PPAR-alpha and -gamma but not -delta agonists inhibit airway inflammation in a murine model of asthma: in vitro evidence for an NF-kappaB-independent effect

Br J Pharmacol 2003 May;139(1):163-71.PMID:12746235DOI:10.1038/sj.bjp.0705232.

1. Peroxisome proliferator-activated receptors (PPARs) are ligand-activated transcription factors that have been proposed to regulate inflammation by antagonising the nuclear factor-kappaB (NF-kappaB) signalling pathway. We investigated the role of PPARs using synthetic agonists in murine models of airway inflammation, and addressed the possible effect on NF-kappaB signalling in vitro using a human epithelial cell line, A549. 2. Sensitised BALB/c mice exposed to an aerosol solution of ovalbumin had an increased number of airway eosinophils, neutrophils and lymphocytes. When given intranasally an hour before the aerosol challenge, a PPAR-alpha (GW 9578) and PPAR-gamma (GI 262570) selective agonist as well as a dual PPAR-alpha/gamma (GW 2331) agonist selectively inhibited allergen-induced bronchoalveolar lavage eosinophil and lymphocyte but not neutrophil influx.
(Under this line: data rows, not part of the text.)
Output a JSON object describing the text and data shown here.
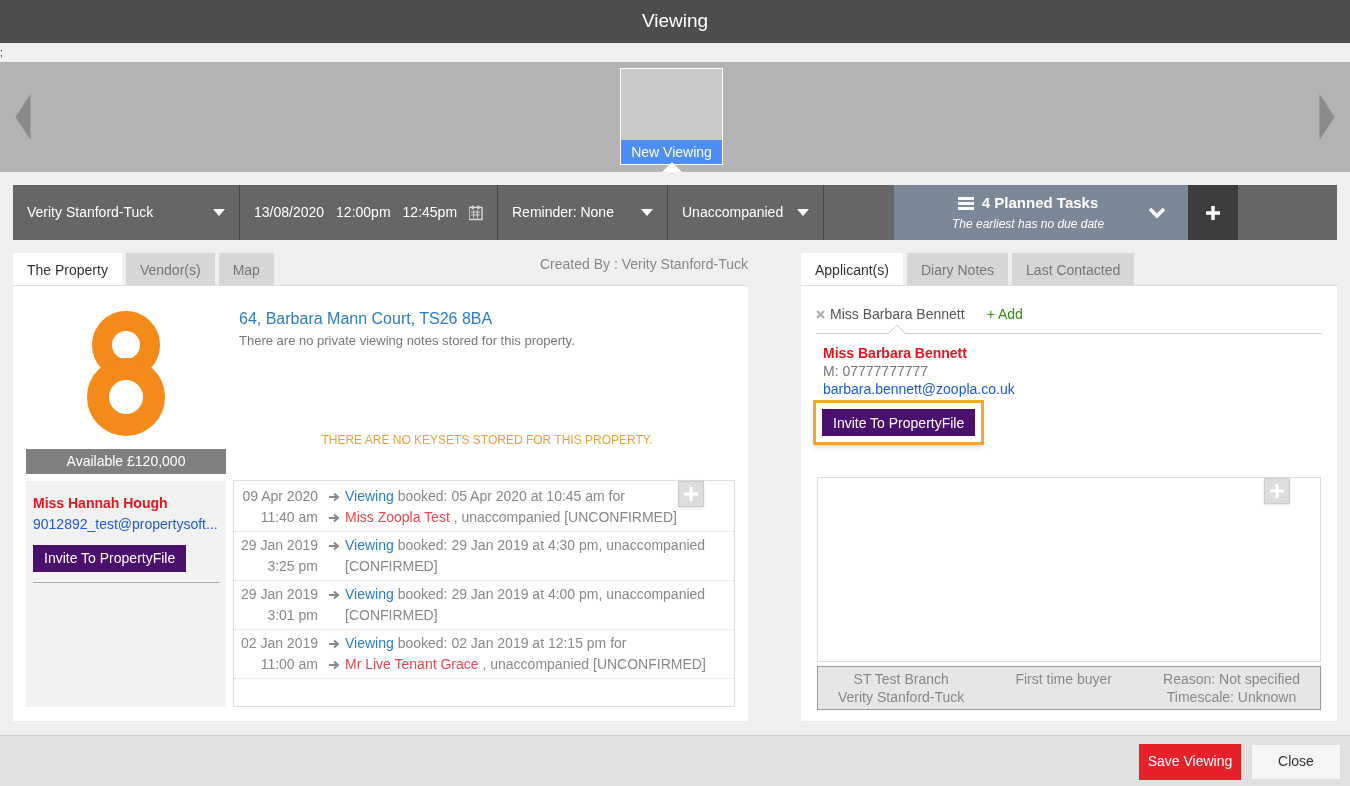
{
  "window": {
    "title": "Viewing"
  },
  "stray_text": ";",
  "carousel": {
    "items": [
      {
        "label": "New Viewing",
        "selected": true
      }
    ]
  },
  "toolbar": {
    "negotiator": "Verity Stanford-Tuck",
    "date": "13/08/2020",
    "start": "12:00pm",
    "end": "12:45pm",
    "reminder": "Reminder: None",
    "accompaniment": "Unaccompanied",
    "tasks": {
      "title": "4 Planned Tasks",
      "subtitle": "The earliest has no due date"
    }
  },
  "left": {
    "tabs": [
      {
        "label": "The Property",
        "selected": true
      },
      {
        "label": "Vendor(s)",
        "selected": false
      },
      {
        "label": "Map",
        "selected": false
      }
    ],
    "created_by": "Created By : Verity Stanford-Tuck",
    "address": "64, Barbara Mann Court, TS26 8BA",
    "notes": "There are no private viewing notes stored for this property.",
    "keysets": "THERE ARE NO KEYSETS STORED FOR THIS PROPERTY.",
    "price": "Available £120,000",
    "vendor": {
      "name": "Miss Hannah Hough",
      "email": "9012892_test@propertysoft...",
      "button": "Invite To PropertyFile"
    },
    "history": [
      {
        "kind": "with_person",
        "date": "09 Apr 2020",
        "time": "11:40 am",
        "link": "Viewing",
        "text": "booked: 05 Apr 2020 at 10:45 am for",
        "person": "Miss Zoopla Test",
        "status": ", unaccompanied [UNCONFIRMED]"
      },
      {
        "kind": "plain",
        "date": "29 Jan 2019",
        "time": "3:25 pm",
        "link": "Viewing",
        "text": "booked: 29 Jan 2019 at 4:30 pm, unaccompanied [CONFIRMED]"
      },
      {
        "kind": "plain",
        "date": "29 Jan 2019",
        "time": "3:01 pm",
        "link": "Viewing",
        "text": "booked: 29 Jan 2019 at 4:00 pm, unaccompanied [CONFIRMED]"
      },
      {
        "kind": "with_person",
        "date": "02 Jan 2019",
        "time": "11:00 am",
        "link": "Viewing",
        "text": "booked: 02 Jan 2019 at 12:15 pm for",
        "person": "Mr Live Tenant Grace",
        "status": ", unaccompanied [UNCONFIRMED]"
      }
    ]
  },
  "right": {
    "tabs": [
      {
        "label": "Applicant(s)",
        "selected": true
      },
      {
        "label": "Diary Notes",
        "selected": false
      },
      {
        "label": "Last Contacted",
        "selected": false
      }
    ],
    "applicant_tabs": [
      {
        "label": "Miss Barbara Bennett",
        "selected": true
      }
    ],
    "add": "+ Add",
    "applicant": {
      "name": "Miss Barbara Bennett",
      "phone": "M: 07777777777",
      "email": "barbara.bennett@zoopla.co.uk",
      "button": "Invite To PropertyFile",
      "highlighted": true
    },
    "footer": {
      "branch": "ST Test Branch",
      "negotiator": "Verity Stanford-Tuck",
      "buyer_type": "First time buyer",
      "reason": "Reason: Not specified",
      "timescale": "Timescale: Unknown"
    }
  },
  "buttons": {
    "save": "Save Viewing",
    "close": "Close"
  }
}
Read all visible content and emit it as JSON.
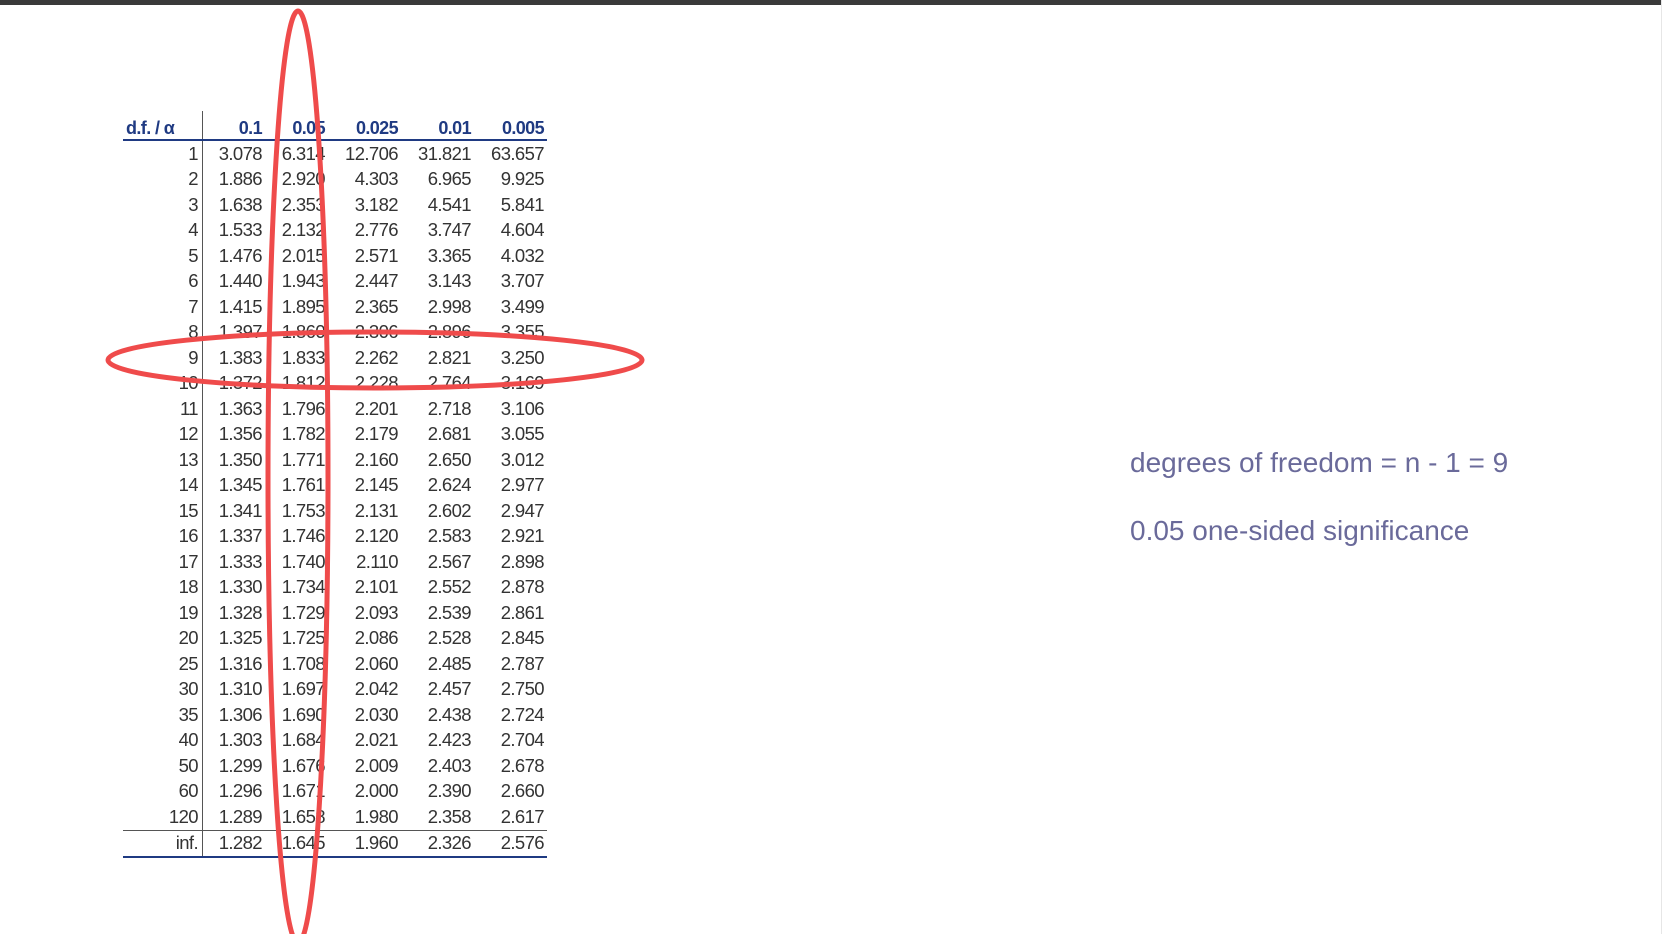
{
  "table": {
    "header": [
      "d.f. / α",
      "0.1",
      "0.05",
      "0.025",
      "0.01",
      "0.005"
    ],
    "rows": [
      [
        "1",
        "3.078",
        "6.314",
        "12.706",
        "31.821",
        "63.657"
      ],
      [
        "2",
        "1.886",
        "2.920",
        "4.303",
        "6.965",
        "9.925"
      ],
      [
        "3",
        "1.638",
        "2.353",
        "3.182",
        "4.541",
        "5.841"
      ],
      [
        "4",
        "1.533",
        "2.132",
        "2.776",
        "3.747",
        "4.604"
      ],
      [
        "5",
        "1.476",
        "2.015",
        "2.571",
        "3.365",
        "4.032"
      ],
      [
        "6",
        "1.440",
        "1.943",
        "2.447",
        "3.143",
        "3.707"
      ],
      [
        "7",
        "1.415",
        "1.895",
        "2.365",
        "2.998",
        "3.499"
      ],
      [
        "8",
        "1.397",
        "1.860",
        "2.306",
        "2.896",
        "3.355"
      ],
      [
        "9",
        "1.383",
        "1.833",
        "2.262",
        "2.821",
        "3.250"
      ],
      [
        "10",
        "1.372",
        "1.812",
        "2.228",
        "2.764",
        "3.169"
      ],
      [
        "11",
        "1.363",
        "1.796",
        "2.201",
        "2.718",
        "3.106"
      ],
      [
        "12",
        "1.356",
        "1.782",
        "2.179",
        "2.681",
        "3.055"
      ],
      [
        "13",
        "1.350",
        "1.771",
        "2.160",
        "2.650",
        "3.012"
      ],
      [
        "14",
        "1.345",
        "1.761",
        "2.145",
        "2.624",
        "2.977"
      ],
      [
        "15",
        "1.341",
        "1.753",
        "2.131",
        "2.602",
        "2.947"
      ],
      [
        "16",
        "1.337",
        "1.746",
        "2.120",
        "2.583",
        "2.921"
      ],
      [
        "17",
        "1.333",
        "1.740",
        "2.110",
        "2.567",
        "2.898"
      ],
      [
        "18",
        "1.330",
        "1.734",
        "2.101",
        "2.552",
        "2.878"
      ],
      [
        "19",
        "1.328",
        "1.729",
        "2.093",
        "2.539",
        "2.861"
      ],
      [
        "20",
        "1.325",
        "1.725",
        "2.086",
        "2.528",
        "2.845"
      ],
      [
        "25",
        "1.316",
        "1.708",
        "2.060",
        "2.485",
        "2.787"
      ],
      [
        "30",
        "1.310",
        "1.697",
        "2.042",
        "2.457",
        "2.750"
      ],
      [
        "35",
        "1.306",
        "1.690",
        "2.030",
        "2.438",
        "2.724"
      ],
      [
        "40",
        "1.303",
        "1.684",
        "2.021",
        "2.423",
        "2.704"
      ],
      [
        "50",
        "1.299",
        "1.676",
        "2.009",
        "2.403",
        "2.678"
      ],
      [
        "60",
        "1.296",
        "1.671",
        "2.000",
        "2.390",
        "2.660"
      ],
      [
        "120",
        "1.289",
        "1.658",
        "1.980",
        "2.358",
        "2.617"
      ],
      [
        "inf.",
        "1.282",
        "1.645",
        "1.960",
        "2.326",
        "2.576"
      ]
    ]
  },
  "highlights": {
    "column": "0.05",
    "row": "9",
    "color": "#ef4b4b"
  },
  "notes": {
    "line1": "degrees of freedom = n - 1 = 9",
    "line2": "0.05 one-sided significance"
  },
  "colors": {
    "header": "#1f3a82",
    "notes": "#6a6a9a",
    "highlight": "#ef4b4b"
  }
}
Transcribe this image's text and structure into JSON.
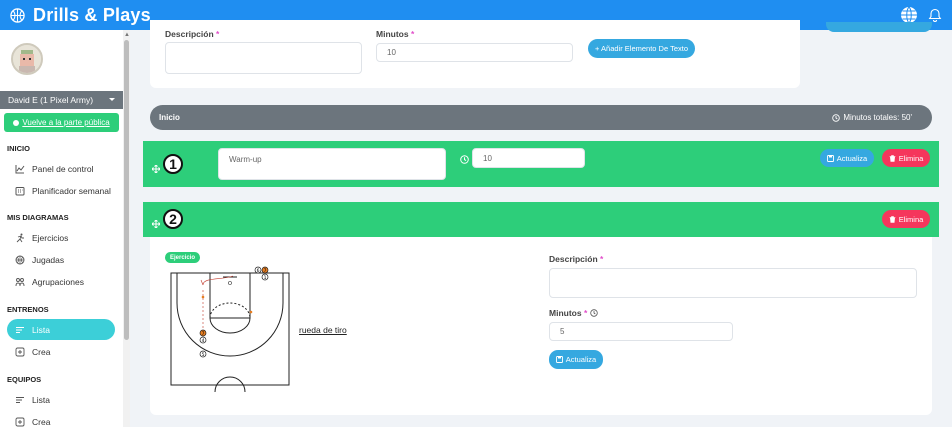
{
  "app": {
    "title": "Drills & Plays"
  },
  "sidebar": {
    "user": "David E (1 Pixel Army)",
    "public_button": "Vuelve a la parte pública",
    "sections": {
      "inicio": "INICIO",
      "diagramas": "MIS DIAGRAMAS",
      "entrenos": "ENTRENOS",
      "equipos": "EQUIPOS"
    },
    "items": {
      "panel": "Panel de control",
      "planificador": "Planificador semanal",
      "ejercicios": "Ejercicios",
      "jugadas": "Jugadas",
      "agrupaciones": "Agrupaciones",
      "lista_entrenos": "Lista",
      "crea_entrenos": "Crea",
      "lista_equipos": "Lista",
      "crea_equipos": "Crea"
    }
  },
  "text_element_form": {
    "description_label": "Descripción",
    "minutes_label": "Minutos",
    "required_mark": "*",
    "minutes_value": "10",
    "add_button": "+ Añadir Elemento De Texto"
  },
  "session_header": {
    "title": "Inicio",
    "total": "Minutos totales: 50'"
  },
  "row1": {
    "number": "1",
    "text_value": "Warm-up",
    "minutes_value": "10",
    "update_button": "Actualiza",
    "delete_button": "Elimina"
  },
  "row2": {
    "number": "2",
    "delete_button": "Elimina",
    "badge": "Ejercicio",
    "exercise_name": "rueda de tiro",
    "description_label": "Descripción",
    "minutes_label": "Minutos",
    "required_mark": "*",
    "minutes_value": "5",
    "update_button": "Actualiza"
  },
  "court_labels": {
    "p6": "6",
    "p7": "7",
    "p1": "1",
    "p4": "4",
    "p5": "5",
    "p7b": "7",
    "o": "O"
  },
  "colors": {
    "topbar": "#1f8ef1",
    "green": "#2dce7a",
    "gray_bar": "#6c757d",
    "blue_pill": "#35a8e0",
    "red_pill": "#f5365c",
    "active_nav": "#3ccfd8"
  }
}
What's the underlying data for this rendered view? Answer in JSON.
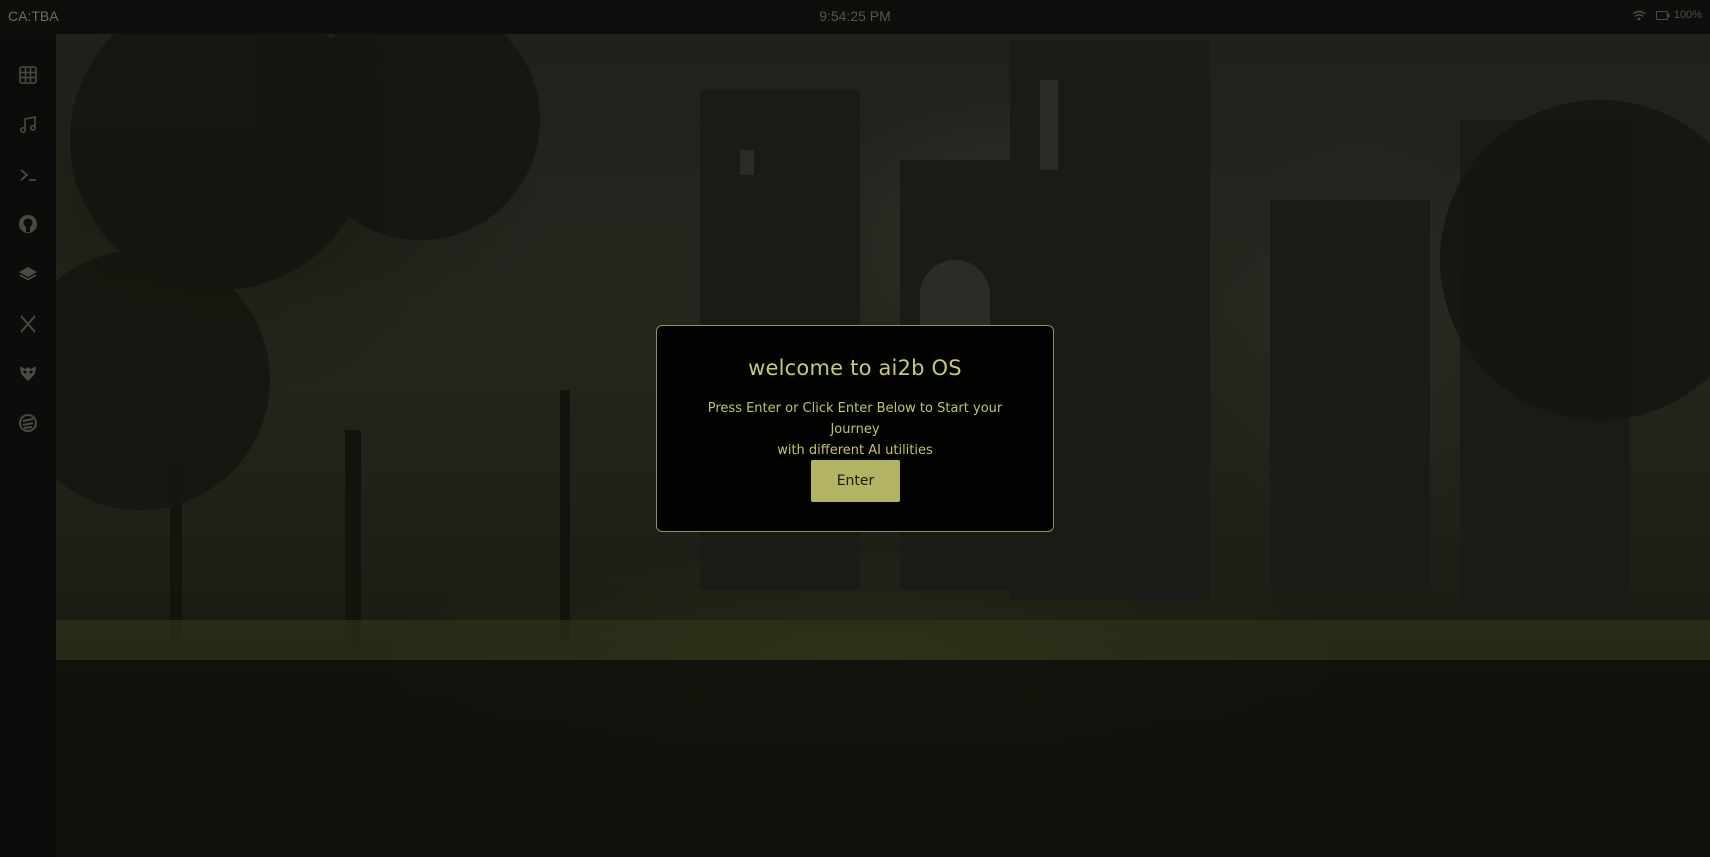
{
  "topbar": {
    "contract": "CA:TBA",
    "clock": "9:54:25 PM",
    "battery": "100%",
    "icons": [
      "wifi-icon",
      "battery-icon"
    ]
  },
  "dock": {
    "items": [
      {
        "icon": "grid-icon"
      },
      {
        "icon": "music-note-icon"
      },
      {
        "icon": "terminal-icon"
      },
      {
        "icon": "github-icon"
      },
      {
        "icon": "layers-icon"
      },
      {
        "icon": "x-logo-icon"
      },
      {
        "icon": "owl-icon"
      },
      {
        "icon": "stack-logo-icon"
      }
    ]
  },
  "modal": {
    "title": "welcome to ai2b OS",
    "text_line1": "Press Enter or Click Enter Below to Start your Journey",
    "text_line2": "with different AI utilities",
    "enter_label": "Enter"
  },
  "colors": {
    "accent": "#b3b463",
    "accent_text": "#c8ca6e",
    "modal_border": "#8f9150",
    "modal_bg": "#020201"
  }
}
In contrast, a PPAR-delta agonist (GW 501516) was inactive. 3. When given intranasally an hour before challenge, PPAR-alpha and PPAR-gamma selective agonists as well as a dual PPAR-alpha/gamma agonist did not inhibit lipopolysaccharide-induced bronchoalveolar lavage neutrophil influx or tumour necrosis factor-alpha (TNF-alpha) and KC production. 4. In A549 cells, selective agonists for PPAR-alpha, -gamma and -delta did not inhibit intracellular adhesion molecule-1 expression following stimulation with proinflammatory cytokines. In addition, IL-8 release and the activation of an NF-kappaB-responsive reporter gene construct were inhibited only at micromolar concentrations, suggesting that these effects were not PPAR-mediated. 5. Our in vivo data show that agonists of PPAR-alpha and -gamma, but not -delta, inhibit allergen-induced bronchoalveolar lavage eosinophil and lymphocyte influx. In vitro data suggest that this effect might not be mediated by antagonism of the NF-kappaB pathway.